Okay. I’m sex-positive, I guess. I absolutely adore the work of Heather Corinna, Jaclyn Friedman, and Cliff Pervocracy. I think slut-shaming is bad, rape culture is worse, people doing what they want with their own bodies is awesome, and everyone’s sexuality is a beautiful and unique snowflake.
But dear God I hate the word.
There are lots of things I’m positive about! I’m consent-positive! I’m autonomy-positive! I’m people-being-happy-positive! But I’m not really sex-positive. I’m more sex-neutral, really. If people want to have sex, then they should have sex; if people don’t want to have sex, then they shouldn’t have sex. As long as everyone involved is happy, I don’t really feel entitled to have an opinion about whether other people have kinky lesbian orgies or hold each other’s sleeves because they’re not yet emotionally ready to hold hands.
Like. I feel like I should make a list. Things That Are Totally Ethically Neutral As Long As They Are Performed In An Emotionally And Physically Healthy, Consensual, and Honest Way, And That You Should Not Feel Like An Inferior Person For Doing:
- Kinky sex
- Vanilla sex
- Casual sex
- Relationship sex
- Sexless relationships
- Refusing a sex act you don’t like
- Having orgasms
- Not having orgasms
- Having sex for pure physical pleasure
- Having sex as an expression of love
- Having sex to make someone else happy
- Having sex for money
- Having sex for literally any other conceivable reason
- For that matter, not having sex for literally any conceivable reason
- Having anal/oral/PIV sex
- Not having anal/oral/PIV sex
- Watching porn
- Not watching porn
- Being so uncomfortable with porn that you choose a partner who doesn’t watch porn
- Not masturbating
The problem here is that sex-positivity… well, it kind of sounds like it means “sex is awesome and you should have sex.” It’s bad enough when people assume that “sex-positive” means “sex is awesome” and then start talking about how they’re not sex-positive because they think women should have the right to refuse anal sex, pegging, or learning to squirt. But it’s really awful when people look at the word “sex-positive” and are like “of course I’m sex-positive! I love sex! Sex is awesome! All those prudes and virgins just need to loosen up and have more of the kind of sex I like!”
And here’s where I start complaining about The Ethical Slut (which is a great book, and one I highly recommend). The Ethical Slut defines a slut as ”a person of any gender who celebrates sexuality according to the radical proposition that sex is nice and pleasure is good for you”; thus, it implies, anyone can be a slut. Except… for a lot of people, sex isn’t nice. There are rape and sexual assault survivors who don’t think of sex as nice (as well are survivors who do, of course). There are people who have internalized slut-shaming to the degree that they can’t see sex as “nice” for themselves and while, yes, that’s bad, they are hardly the enemy.
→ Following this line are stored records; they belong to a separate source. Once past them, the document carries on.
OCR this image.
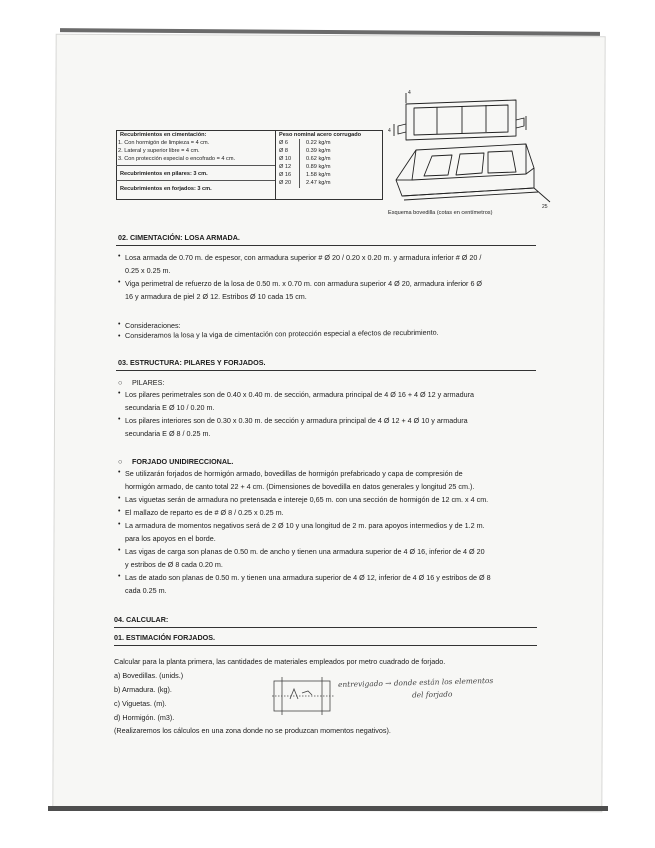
Recubrimientos en cimentación:
1. Con hormigón de limpieza = 4 cm.
2. Lateral y superior libre = 4 cm.
3. Con protección especial o encofrado = 4 cm.
Recubrimientos en pilares: 3 cm.
Recubrimientos en forjados: 3 cm.
Peso nominal acero corrugado
Ø 6	0.22 kg/m
Ø 8	0.39 kg/m
Ø 10	0.62 kg/m
Ø 12	0.89 kg/m
Ø 16	1.58 kg/m
Ø 20	2.47 kg/m
4
4
25
Esquema bovedilla (cotas en centímetros)
02. CIMENTACIÓN: LOSA ARMADA.
• Losa armada de 0.70 m. de espesor, con armadura superior # Ø 20 / 0.20 x 0.20 m. y armadura inferior # Ø 20 /
0.25 x 0.25 m.
• Viga perimetral de refuerzo de la losa de 0.50 m. x 0.70 m. con armadura superior 4 Ø 20, armadura inferior 6 Ø
16 y armadura de piel 2 Ø 12. Estribos Ø 10 cada 15 cm.
• Consideraciones:
• Consideramos la losa y la viga de cimentación con protección especial a efectos de recubrimiento.
03. ESTRUCTURA: PILARES Y FORJADOS.
○ PILARES:
• Los pilares perimetrales son de 0.40 x 0.40 m. de sección, armadura principal de 4 Ø 16 + 4 Ø 12 y armadura
secundaria E Ø 10 / 0.20 m.
• Los pilares interiores son de 0.30 x 0.30 m. de sección y armadura principal de 4 Ø 12 + 4 Ø 10 y armadura
secundaria E Ø 8 / 0.25 m.
○ FORJADO UNIDIRECCIONAL.
• Se utilizarán forjados de hormigón armado, bovedillas de hormigón prefabricado y capa de compresión de
hormigón armado, de canto total 22 + 4 cm. (Dimensiones de bovedilla en datos generales y longitud 25 cm.).
• Las viguetas serán de armadura no pretensada e intereje 0,65 m. con una sección de hormigón de 12 cm. x 4 cm.
• El mallazo de reparto es de # Ø 8 / 0.25 x 0.25 m.
• La armadura de momentos negativos será de 2 Ø 10 y una longitud de 2 m. para apoyos intermedios y de 1.2 m.
para los apoyos en el borde.
• Las vigas de carga son planas de 0.50 m. de ancho y tienen una armadura superior de 4 Ø 16, inferior de 4 Ø 20
y estribos de Ø 8 cada 0.20 m.
• Las de atado son planas de 0.50 m. y tienen una armadura superior de 4 Ø 12, inferior de 4 Ø 16 y estribos de Ø 8
cada 0.25 m.
04. CALCULAR:
01. ESTIMACIÓN FORJADOS.
Calcular para la planta primera, las cantidades de materiales empleados por metro cuadrado de forjado.
a) Bovedillas. (unids.)
b) Armadura. (kg).
c) Viguetas. (m).
d) Hormigón. (m3).
(Realizaremos los cálculos en una zona donde no se produzcan momentos negativos).
entrevigado → donde están los elementos
del forjado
And, most of all, there are people who think sex is boring, or who liked it for one part of their lives and not anymore, or who would really just rather have a cup of tea and a book.
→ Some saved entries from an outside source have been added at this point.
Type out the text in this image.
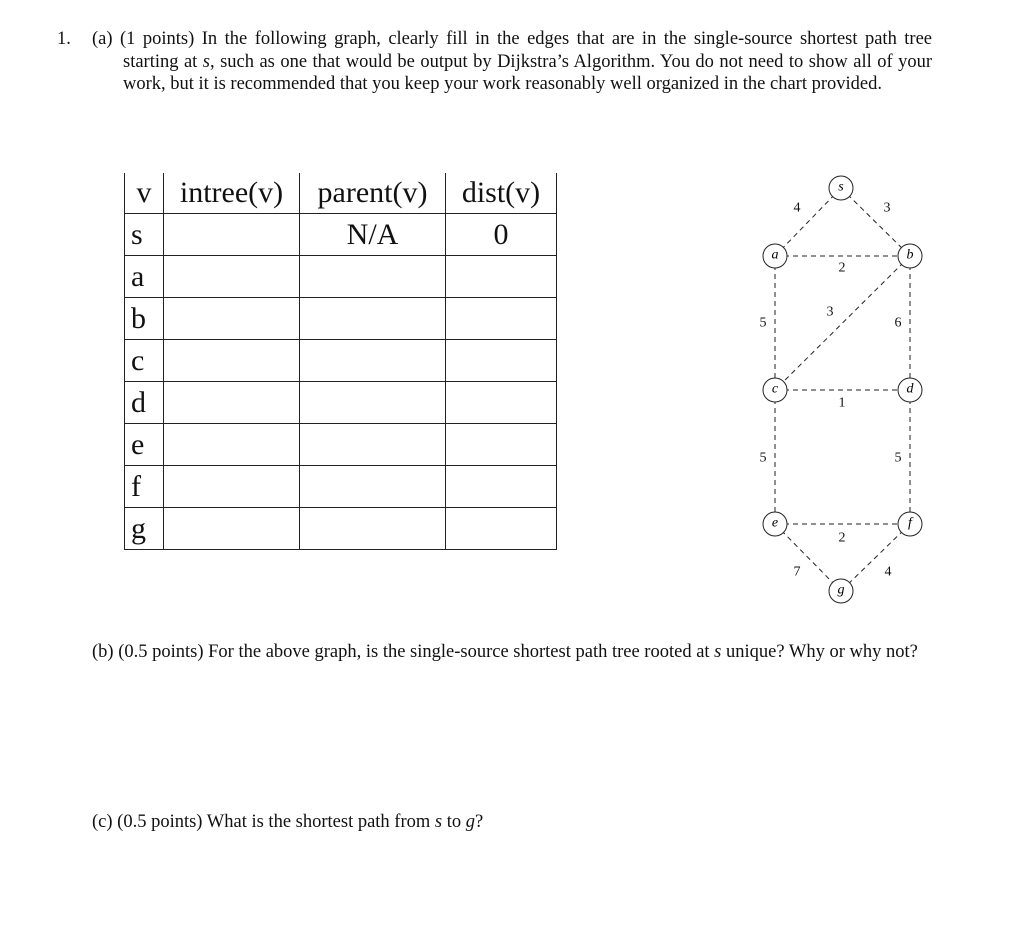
1. (a) (1 points) In the following graph, clearly fill in the edges that are in the single-source shortest path tree starting at s, such as one that would be output by Dijkstra’s Algorithm. You do not need to show all of your work, but it is recommended that you keep your work reasonably well organized in the chart provided.

v	intree(v)	parent(v)	dist(v)
s		N/A	0
a			
b			
c			
d			
e			
f			
g			
4	3
2
5
3
6
1
5	5
2
7	4
s
a	b
c	d
e	f
g

(b) (0.5 points) For the above graph, is the single-source shortest path tree rooted at s unique? Why or why not?

(c) (0.5 points) What is the shortest path from s to g?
Dear God sex-positivity has such potential as a movement. I want a movement that talks about accepting what you don’t want as much as it does about accepting what you do. About “some people like sex just fine without orgasms, some people even prefer sex without orgasms, and that’s fine” as much as “learn how to have an orgasm! Now how to have a more intense orgasm!” About prude-shaming (internalized and externalized) as much as slut-shaming (internalized and externalized).